Help with this homework

I am supposing both y and z are functions of t.

Trig substitutions in calc applications are generally used to eliminate root operations (or just to change on calc function into another one) to allow for easier approaches to performing integrals. I don't think it will help here.

Euler method and RK4 both require some initial condition such as y(t₀) = y₀; z(t₀) = z₀ to be specified, meaning they cannot be used. But option b allows for this problem to be remedied in order to suggest the Euler method if the problem statement is modified a bit.

It might not be clear right away whether we can use Euler's method just by looking at the problem. But there is a way to find out: Let's just make up our own initial conditions and see if we can get anywhere by pretending that y(0) = 2 and z(0) = 1, understanding t₀ = 0 and arbitrarily choosing the sampling interval h = 0.1. Let's start with y:

First, find an equation for the tangent line at t₀. We just need a slope and a y-intercept. Our tangent line will be as simple as

y₀(t) = mt + b

m: The slope of the line tangent to y(t) at t₀

b: The y-intercept of the tangent line (since the tangent line is taken at t₀ = 0, this is just the value of y(t₀)

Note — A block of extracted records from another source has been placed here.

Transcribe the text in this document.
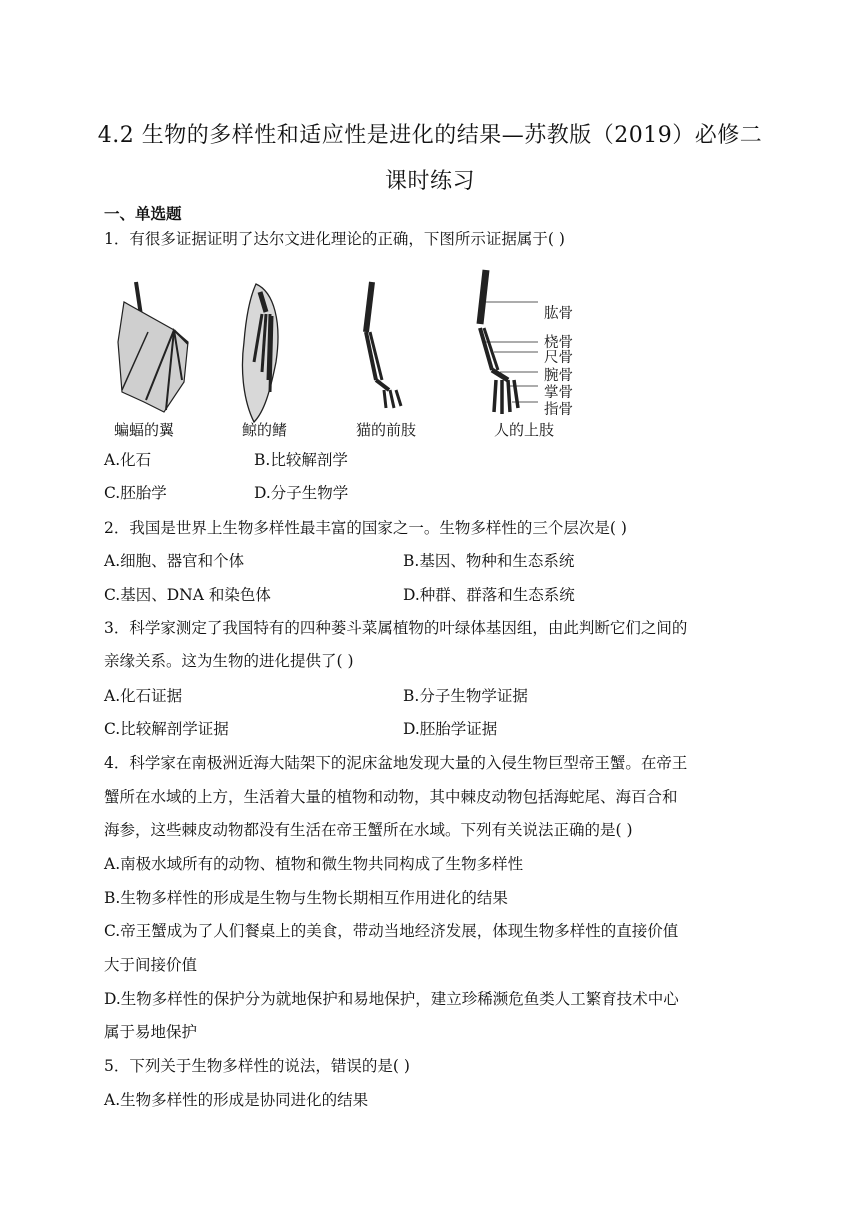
4.2 生物的多样性和适应性是进化的结果—苏教版（2019）必修二
课时练习
一、单选题
1．有很多证据证明了达尔文进化理论的正确，下图所示证据属于( )
肱骨
桡骨
尺骨
腕骨
掌骨
指骨
蝙蝠的翼	鲸的鳍	猫的前肢	人的上肢
A.化石	B.比较解剖学
C.胚胎学	D.分子生物学
2．我国是世界上生物多样性最丰富的国家之一。生物多样性的三个层次是( )
A.细胞、器官和个体	B.基因、物种和生态系统
C.基因、DNA 和染色体	D.种群、群落和生态系统
3．科学家测定了我国特有的四种蒌斗菜属植物的叶绿体基因组，由此判断它们之间的
亲缘关系。这为生物的进化提供了( )
A.化石证据	B.分子生物学证据
C.比较解剖学证据	D.胚胎学证据
4．科学家在南极洲近海大陆架下的泥床盆地发现大量的入侵生物巨型帝王蟹。在帝王
蟹所在水域的上方，生活着大量的植物和动物，其中棘皮动物包括海蛇尾、海百合和
海参，这些棘皮动物都没有生活在帝王蟹所在水域。下列有关说法正确的是( )
A.南极水域所有的动物、植物和微生物共同构成了生物多样性
B.生物多样性的形成是生物与生物长期相互作用进化的结果
C.帝王蟹成为了人们餐桌上的美食，带动当地经济发展，体现生物多样性的直接价值
大于间接价值
D.生物多样性的保护分为就地保护和易地保护，建立珍稀濒危鱼类人工繁育技术中心
属于易地保护
5．下列关于生物多样性的说法，错误的是( )
A.生物多样性的形成是协同进化的结果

The slope of the tangent line of y(t) is given by the function y'(t), by definition. This is what a derivative is, no matter how complicated the representation of it is. We don't know what y'(t) is in terms of t alone (if we did, this wouldn't be a very interesting diff-eq. problem), but we have been given y'(t) in terms of y(t) and z(t):

y'(t) = y(t)² - z(t)²

We are specifically interested in what is the value of y'(t₀), which is just y'(0):

y'(0) = y(0)² - z(0)²

Initial conditions we made up are:

y(0) = 2

z(0) = 1

so

y'(0) = (2)² - (1)² = 3

That is our slope of y(t) at t₀. Now we just need to know the y-intercept of the tangent line. Since we are taking the tangent line at the y-axis (t = 0), we can just find the value of y(t₀):

y(t₀) = y(0) = 2

This is again a given value. Now assemble the slope and y-intercept into the tangent line equation:

y₀ = mt + b = 3t + 2

The idea is that if we follow the tangent line in t just a tiny bit, the output y₀(t) will be really close to the exact value of y(t), because y(t) is presumed continuous and differentiable.

We slide along the tangent line by our chosen interval h and see what we get:

y₀(t₀ + h) = 3(t₀ + h) + 2 = 3((0) + (0.1)) + 2 = 2.3

The key assumption is that this value is close to the actual y(t₀ + h), which we will call y(t₁). We can move forward by taking y(t₁) to be 2.3

Before we can make further approximations, we also need to get an estimate for z(t) at t₁. We use the same method:

z₀ = mt + b

z'(t) = y(t)² + z(t)²

m = z'(0) = y(0)² + z(0)² = 5

b = z(0) = 1

z₀ = 5t + 1

Find an approximation of z(t₁) by sampling the tangent line:

z₀(t₁) = z₀(0.1) = 5(0.1) + 1 = 1.5

We assume a value of 1.5 for z(t₁).

There, since we have values to use for y(t₁) and z(t₁) and y'(t) and z'(t) are given in terms of y and z, we can do the process again to get another estimate by finding the tangent lines to y and z at t₁ and advancing along them in t by the amount h. If we do so:

y'(t₁) = y(t₁)² - z(t₁)² = (2.3)² - (1.5)² = 3.04

z'(t₁) = y(t₁)² + z(t₁)² = (2.3)² + (1.5)² = 7.54

y₁ = 2.3 + 3.04(t - 0.5)

z₁ = 1.5 + 7.54(t - 0.5)

y(t₂) ≈ y₁(t₂) = y₁(1) = 2.3 + 3.04(1 - 0.5) = 3.82

z(t₂) ≈ z₁(t₂) = z₁(1) = 1.5 + 7.54(1 - 0.5) = 5.27

It looks to me like Euler's method is working as long as initial conditions are provided, so the best answer is b.